The Australian Competition and Consumer Commission (ACCC) has announced it will not oppose Virgin Australia’s bid to take a 60 per cent stake in rival budget carrier Tiger Airways.

Virgin, the nation’s second largest domestic airline operator, will now inject $62.5 million into the Tiger business.

The ACCC’s Chair, Rod Sims, said the commission was satisfied the proposal would not represent a threat to competition in the market.

“The ACCC’s view is that this acquisition is unlikely to lead to a substantial lessening of competition in the Australian market for domestic air passenger transport services,” Mr Sims said.

Mr Sims said that Tiger’s financial history was a major factor in allowing the proposed acquisition to go ahead.

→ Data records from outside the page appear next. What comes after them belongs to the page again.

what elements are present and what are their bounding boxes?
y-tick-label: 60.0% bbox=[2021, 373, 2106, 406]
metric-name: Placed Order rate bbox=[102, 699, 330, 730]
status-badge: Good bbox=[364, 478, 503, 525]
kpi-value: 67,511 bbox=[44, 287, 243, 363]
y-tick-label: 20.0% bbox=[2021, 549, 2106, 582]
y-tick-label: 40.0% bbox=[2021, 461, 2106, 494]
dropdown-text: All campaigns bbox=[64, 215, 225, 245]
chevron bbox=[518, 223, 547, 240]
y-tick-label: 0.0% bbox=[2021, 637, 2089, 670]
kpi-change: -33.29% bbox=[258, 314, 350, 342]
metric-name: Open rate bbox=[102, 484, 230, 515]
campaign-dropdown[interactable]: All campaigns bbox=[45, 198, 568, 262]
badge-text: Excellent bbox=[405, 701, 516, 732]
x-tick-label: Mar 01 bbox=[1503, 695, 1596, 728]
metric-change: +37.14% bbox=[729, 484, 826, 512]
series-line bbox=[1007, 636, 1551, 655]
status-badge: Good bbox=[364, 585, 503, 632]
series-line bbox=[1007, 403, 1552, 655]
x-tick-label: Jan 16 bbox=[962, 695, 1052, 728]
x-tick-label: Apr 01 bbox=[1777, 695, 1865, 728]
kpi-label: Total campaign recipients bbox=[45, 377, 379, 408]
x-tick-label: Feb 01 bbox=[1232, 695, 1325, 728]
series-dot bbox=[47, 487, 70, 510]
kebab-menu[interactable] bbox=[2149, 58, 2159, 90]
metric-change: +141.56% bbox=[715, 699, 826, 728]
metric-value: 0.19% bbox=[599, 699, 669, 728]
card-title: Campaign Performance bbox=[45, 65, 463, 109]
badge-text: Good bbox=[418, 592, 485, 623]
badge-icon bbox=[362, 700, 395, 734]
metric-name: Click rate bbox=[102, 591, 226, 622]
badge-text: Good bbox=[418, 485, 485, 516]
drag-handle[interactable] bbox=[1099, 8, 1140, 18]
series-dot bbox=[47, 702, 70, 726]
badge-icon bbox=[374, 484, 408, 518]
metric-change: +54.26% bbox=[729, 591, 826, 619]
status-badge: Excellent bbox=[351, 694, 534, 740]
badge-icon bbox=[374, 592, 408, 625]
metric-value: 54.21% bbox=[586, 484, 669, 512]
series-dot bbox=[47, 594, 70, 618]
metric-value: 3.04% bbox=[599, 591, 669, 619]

“In making this assessment the ACCC had particular regard to Tiger Australia’s history of poor financial and operational performance. In six years in Australia, Tiger has never made an operating profit, and its current losses are large. These losses remain a big drag on the entire Tiger group,” Mr Sims concluded.

Tiger’s CEO, Koay Peng Yen, said that the new venture will result in a stronger financial position for the company, and would see an improvement in operational management and procurement.

“We are delighted to receive the green  light from the ACCC on this transaction. With this approval in place, we can now look forward to commencing discussions with Virgin on our plans to grow Tiger Australia, and enable it to compete more effectively in the Australia’s budget carrier space.” Mr Yen said.

Virgin’s Chief Executive Officer, John Borghetti, said that the company was pleased by the decision to approve the acquisition, which was first proposed in October last year.

“We are very pleased to receive clearance from the ACC for the proposed acquisition,” Mr Borghetti said.

“By partnering with Tiger Airways, we can use our local expertise to build a sustainable budget carrier, which will offer great value airfares and benefit jobs and tourism in Australia.”

The proposed acquisition is still subject to final regulatory approval from the Foreign Investment Review Board.